Ständige Erreichbarkeit durch die Digitalisierung
Das Leben in einer dauerbeschleunigten, digitalisierten Gesellschaft birgt zusätzliches Stresspotenzial. Eltern verbringen inzwischen nicht nur selbst mehrere Stunden pro Tag mit dem Smartphone, sondern müssen ihre Kinder auch im Umgang mit Internet, Social Media & Co. begleiten. Und mit der Digitalisierung haben sich außer flexiblen Arbeitszeiten auch die ständige Erreichbarkeit und verschwimmende Grenzen zwischen Privat- und Berufsleben wie selbstverständlich etabliert.

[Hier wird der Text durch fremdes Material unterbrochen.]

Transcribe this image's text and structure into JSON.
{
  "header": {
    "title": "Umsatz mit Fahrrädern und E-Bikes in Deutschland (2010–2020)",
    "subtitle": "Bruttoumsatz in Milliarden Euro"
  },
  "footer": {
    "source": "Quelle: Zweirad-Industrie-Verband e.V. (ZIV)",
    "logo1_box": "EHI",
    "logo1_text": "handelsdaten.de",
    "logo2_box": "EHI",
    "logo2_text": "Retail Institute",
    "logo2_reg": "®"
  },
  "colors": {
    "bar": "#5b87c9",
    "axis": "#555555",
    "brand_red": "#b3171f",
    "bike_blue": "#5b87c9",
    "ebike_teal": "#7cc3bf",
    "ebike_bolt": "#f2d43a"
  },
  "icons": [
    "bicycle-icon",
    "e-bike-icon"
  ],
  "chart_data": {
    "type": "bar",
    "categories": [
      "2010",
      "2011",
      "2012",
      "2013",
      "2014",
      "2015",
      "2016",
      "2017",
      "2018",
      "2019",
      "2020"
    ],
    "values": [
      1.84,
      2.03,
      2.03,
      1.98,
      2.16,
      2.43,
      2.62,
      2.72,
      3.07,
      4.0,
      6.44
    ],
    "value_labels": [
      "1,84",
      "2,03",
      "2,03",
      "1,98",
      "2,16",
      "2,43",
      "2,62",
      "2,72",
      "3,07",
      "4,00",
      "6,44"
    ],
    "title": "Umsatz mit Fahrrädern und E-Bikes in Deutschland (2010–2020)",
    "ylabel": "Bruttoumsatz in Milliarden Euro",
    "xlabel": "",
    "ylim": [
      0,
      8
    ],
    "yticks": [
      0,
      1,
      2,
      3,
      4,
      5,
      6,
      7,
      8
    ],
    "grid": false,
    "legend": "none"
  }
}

Doch nicht jeder stuft bestimmte Situationen als gleichermaßen belastend ein. „Wann wir etwas als stressig empfinden und was, ist subjektiv und auch abhängig von der eigenen Resilienz und der Fähigkeit, mit Druck umzugehen“, so Könitz. „Fakt ist aber: Wer hohe Belastungen dauerhaft ignoriert, wird krank.“ Tückisch: Das Ausbrennen, der „Eltern-Burnout“, ist ein schleichender Prozess. Erste Anzeichen von Überforderung und Erschöpfung können Muskelverspannungen oder Schlafstörungen sein. Irgendwann fühlen sich betroffene Eltern völlig leer und antriebslos. Es schwinden Leistungsfähigkeit und Identifikation mit der Elternrolle. Mögliche Folgen: Vernachlässigung, schlimmstenfalls Gewalt.
Damit es gar nicht erst zu einem Burnout und zu psychischen Erkrankungen wie Depressionen kommt, sollten Mütter und Väter ihre Bedürfnisse frühzeitig hinterfragen und diesen auch genug Wichtigkeit einräumen. „Burnout-Prävention fängt also bei einem selbst an“, sagt Könitz. Bevor sich Betroffene professionelle Hilfe suchen, kann es zunächst hilfreich sein, das eigene Netzwerk zu beleuchten und zu überlegen, wer wie wann unterstützen kann. „Wichtig ist auch, die eigenen Ansprüche herunterzufahren und weniger perfektionistisch zu denken“, rät Könitz.